Monday, Jan. 09, 1928

National Church

No longer does the voice of God, as it is reputed once to have done, drum across the sky in the sound of storm or make a friendly whisper in the wilderness. Angels come to earth no more and the night is never filled now with the strange chime of their singing. But last week the voice of one of God's servants ran through the sky like an invisible lightening, came, out of many boxes, into the parlors of many U. S. homes. God's servant, Dr. Harry Emerson Fosdick, was preaching his sermon through a microphone at the first service of the National Church of the Air. When his sermon ceased, hymns and anthems, sung by a quartet, came out of the parlor radio sets.

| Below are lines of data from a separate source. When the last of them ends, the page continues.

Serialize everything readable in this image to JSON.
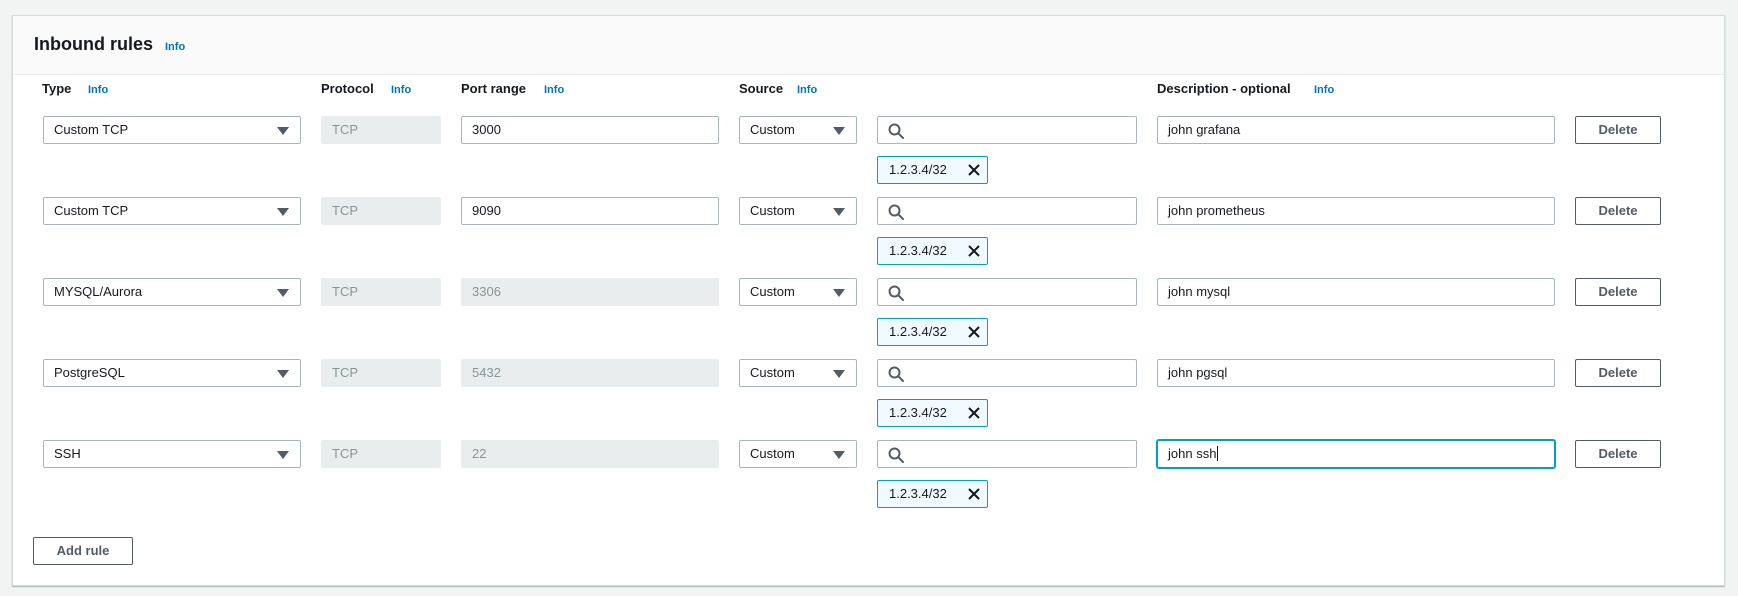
{
  "section": {
    "title": "Inbound rules",
    "info": "Info"
  },
  "columns": {
    "type": "Type",
    "protocol": "Protocol",
    "port_range": "Port range",
    "source": "Source",
    "description": "Description - optional",
    "info": "Info"
  },
  "rules": [
    {
      "type": "Custom TCP",
      "protocol": "TCP",
      "port": "3000",
      "port_editable": true,
      "source": "Custom",
      "cidr": "1.2.3.4/32",
      "description": "john grafana",
      "delete": "Delete"
    },
    {
      "type": "Custom TCP",
      "protocol": "TCP",
      "port": "9090",
      "port_editable": true,
      "source": "Custom",
      "cidr": "1.2.3.4/32",
      "description": "john prometheus",
      "delete": "Delete"
    },
    {
      "type": "MYSQL/Aurora",
      "protocol": "TCP",
      "port": "3306",
      "port_editable": false,
      "source": "Custom",
      "cidr": "1.2.3.4/32",
      "description": "john mysql",
      "delete": "Delete"
    },
    {
      "type": "PostgreSQL",
      "protocol": "TCP",
      "port": "5432",
      "port_editable": false,
      "source": "Custom",
      "cidr": "1.2.3.4/32",
      "description": "john pgsql",
      "delete": "Delete"
    },
    {
      "type": "SSH",
      "protocol": "TCP",
      "port": "22",
      "port_editable": false,
      "source": "Custom",
      "cidr": "1.2.3.4/32",
      "description": "john ssh",
      "delete": "Delete",
      "focused": true
    }
  ],
  "add_rule_label": "Add rule",
  "colors": {
    "link": "#0073bb",
    "token_border": "#00a1c9",
    "token_bg": "#f1faff",
    "disabled_bg": "#eaeded"
  },
  "icons": {
    "dropdown": "caret-down-icon",
    "search": "search-icon",
    "remove": "close-icon"
  }
}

In 1923 the Greater New York Federation of Churches began its radio activities by broadcasting Bishop Herbert Shipman's sermon from a public meeting in Manhattan. Since then the Federation has broadcast daily morning prayers, a weekly Youths Radio Conference, a weekly interdenominational service, a weekly hymn service, a Sunday vesper service. Last autumn, the sermons of Dr. Harry Emerson Fosdick, of Union Theological Seminary and of the Park Avenue Baptist Church in Manhattan, were added to the vesper services. Last week, these were formally organized as the National Church of the Air. A representative of the radio committee of the Federation is now touring western cities to stimulate interest in the National Church of the Air, perhaps to enlarge its audience which is reached now through 13 stations.